洛一偏过头看她。
月光落在她侧脸上,将她白金色的长发染成一片柔和的银辉,她的目光没有看他,依旧落在远处那片海面上。
但她的睫毛在微微颤动,指尖也轻轻蜷缩着,抓住了身旁的石板边缘。
洛一收回目光,望向远处那片被月光铺满的海面。
“会的。”他说。
他顿了顿,然后轻轻握住了她那只正在暗暗用力攥着石板边缘的手。
她就这样让他握着,直到月光偏移了一个角度,将他们两人的影子融在了一起。
毕业后,洛一接受了光明教会的邀请,正式加入了教会。
弗嘉丽是圣女,是教会中至高无上的存在。
但当他真正站到她身边,他才发现,那顶圣洁的冠冕之下,藏着的是一副无形的镣铐。
她名义上是圣女,可实际上,教会的决策与她无关。
她被当作一件圣洁的象征,被摆在台前接受信徒的膜拜,可在那些紧闭的门扉之后,那些真正掌握权力的大主教和枢机们,将她排除在每一个关键决策之外。
他开始行动。
他接下了教会里几乎所有的危险任务,清剿魔物、镇压异端、探查禁忌遗迹、处理那些连教会内部都不愿触碰的棘手事务。

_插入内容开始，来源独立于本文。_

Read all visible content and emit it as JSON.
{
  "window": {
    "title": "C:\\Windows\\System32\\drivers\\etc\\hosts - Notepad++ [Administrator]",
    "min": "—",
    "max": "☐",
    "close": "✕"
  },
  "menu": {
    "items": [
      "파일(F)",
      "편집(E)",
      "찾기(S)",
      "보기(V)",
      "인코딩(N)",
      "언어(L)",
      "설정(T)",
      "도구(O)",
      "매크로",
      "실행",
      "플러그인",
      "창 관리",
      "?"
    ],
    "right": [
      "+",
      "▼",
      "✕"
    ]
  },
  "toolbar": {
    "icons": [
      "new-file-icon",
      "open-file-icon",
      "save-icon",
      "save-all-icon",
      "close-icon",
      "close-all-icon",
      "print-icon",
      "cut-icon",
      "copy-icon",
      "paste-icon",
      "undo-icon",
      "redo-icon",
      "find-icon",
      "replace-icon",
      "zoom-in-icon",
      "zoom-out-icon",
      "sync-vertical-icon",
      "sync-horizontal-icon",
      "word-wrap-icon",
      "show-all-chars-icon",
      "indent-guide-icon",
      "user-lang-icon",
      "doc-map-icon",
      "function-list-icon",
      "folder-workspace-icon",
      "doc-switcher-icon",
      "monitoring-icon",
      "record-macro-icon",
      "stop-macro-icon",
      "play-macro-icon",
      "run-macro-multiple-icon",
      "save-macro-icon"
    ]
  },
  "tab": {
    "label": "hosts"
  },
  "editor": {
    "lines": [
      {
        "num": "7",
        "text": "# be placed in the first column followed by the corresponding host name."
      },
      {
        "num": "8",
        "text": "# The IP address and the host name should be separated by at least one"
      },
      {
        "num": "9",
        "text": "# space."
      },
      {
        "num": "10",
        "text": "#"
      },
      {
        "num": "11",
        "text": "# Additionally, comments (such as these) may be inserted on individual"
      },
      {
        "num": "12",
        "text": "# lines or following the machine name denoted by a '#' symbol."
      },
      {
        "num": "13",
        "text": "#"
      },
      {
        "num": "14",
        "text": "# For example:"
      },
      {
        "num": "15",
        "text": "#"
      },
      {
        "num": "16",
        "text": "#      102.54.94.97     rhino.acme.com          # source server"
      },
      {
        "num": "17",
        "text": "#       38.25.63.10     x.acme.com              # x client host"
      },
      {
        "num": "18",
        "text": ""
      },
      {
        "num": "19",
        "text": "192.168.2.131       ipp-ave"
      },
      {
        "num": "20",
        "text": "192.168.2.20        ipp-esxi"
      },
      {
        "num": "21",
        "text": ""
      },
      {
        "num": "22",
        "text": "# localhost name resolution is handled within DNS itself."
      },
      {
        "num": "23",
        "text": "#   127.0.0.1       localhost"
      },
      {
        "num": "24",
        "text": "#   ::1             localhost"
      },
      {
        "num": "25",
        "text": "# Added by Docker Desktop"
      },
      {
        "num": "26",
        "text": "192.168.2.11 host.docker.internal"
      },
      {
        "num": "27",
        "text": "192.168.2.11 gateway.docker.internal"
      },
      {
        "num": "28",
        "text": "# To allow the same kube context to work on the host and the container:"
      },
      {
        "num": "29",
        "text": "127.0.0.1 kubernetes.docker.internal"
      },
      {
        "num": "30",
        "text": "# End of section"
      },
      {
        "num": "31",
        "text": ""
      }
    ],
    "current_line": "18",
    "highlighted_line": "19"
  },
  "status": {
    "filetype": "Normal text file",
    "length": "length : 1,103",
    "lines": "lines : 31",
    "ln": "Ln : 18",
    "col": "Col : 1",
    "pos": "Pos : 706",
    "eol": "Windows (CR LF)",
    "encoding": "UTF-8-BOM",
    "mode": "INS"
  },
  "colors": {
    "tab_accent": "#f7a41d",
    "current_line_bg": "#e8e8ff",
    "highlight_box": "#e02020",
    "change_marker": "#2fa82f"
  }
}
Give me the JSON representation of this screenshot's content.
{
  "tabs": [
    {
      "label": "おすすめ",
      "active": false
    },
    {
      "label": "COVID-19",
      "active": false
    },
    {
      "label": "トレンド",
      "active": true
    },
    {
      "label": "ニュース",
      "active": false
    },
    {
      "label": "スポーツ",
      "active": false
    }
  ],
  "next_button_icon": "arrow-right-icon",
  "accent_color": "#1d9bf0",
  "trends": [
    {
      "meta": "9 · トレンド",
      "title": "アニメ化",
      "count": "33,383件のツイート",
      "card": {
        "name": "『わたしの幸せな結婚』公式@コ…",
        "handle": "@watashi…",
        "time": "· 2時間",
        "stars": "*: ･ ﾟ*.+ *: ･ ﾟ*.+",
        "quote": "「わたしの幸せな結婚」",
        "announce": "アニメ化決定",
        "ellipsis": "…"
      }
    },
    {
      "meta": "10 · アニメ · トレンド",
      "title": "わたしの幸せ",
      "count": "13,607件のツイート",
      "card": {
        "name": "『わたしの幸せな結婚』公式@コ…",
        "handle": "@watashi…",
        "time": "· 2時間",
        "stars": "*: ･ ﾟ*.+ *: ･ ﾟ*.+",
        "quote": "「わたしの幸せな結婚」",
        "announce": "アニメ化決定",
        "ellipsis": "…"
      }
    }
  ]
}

他的晋升速度快得惊人,从底层执事到高级骑士,从高级骑士到圣殿骑士长,再到后来直接被破格提拔为圣女的专属骑士,洛一只用了不到五年的时间。
而那些在晋升过程中被他顺手揭开的隐秘,让他看到了更多他不愿看到的东西,又或者说,让他看清了他早就该看清的东西。
圣女存在的真正目的,从来都不是领导教会。
她是一个容器。
一个供光明女神降临现世时使用的载体。
教会高层对此心知肚明,却从未有人向弗嘉丽提及,他们需要的只是一个随时可以被替换的空壳,一个在必要时可以被牺牲的祭品。
而当仪式真正启动时,弗嘉丽的意识、记忆、人格,都会被那场降临彻底抹去。
她将不再是她自己,而是变成一道通往神性领域的门扉。
他从未向弗嘉丽提起过这件事。
但他在行动上变得更加急迫了,他开始更频繁地出入那些他本不该接触的场合,开始更深入地调查那些被他刻意忽略的线索,开始构建一个足够庞大也足够隐秘的计划。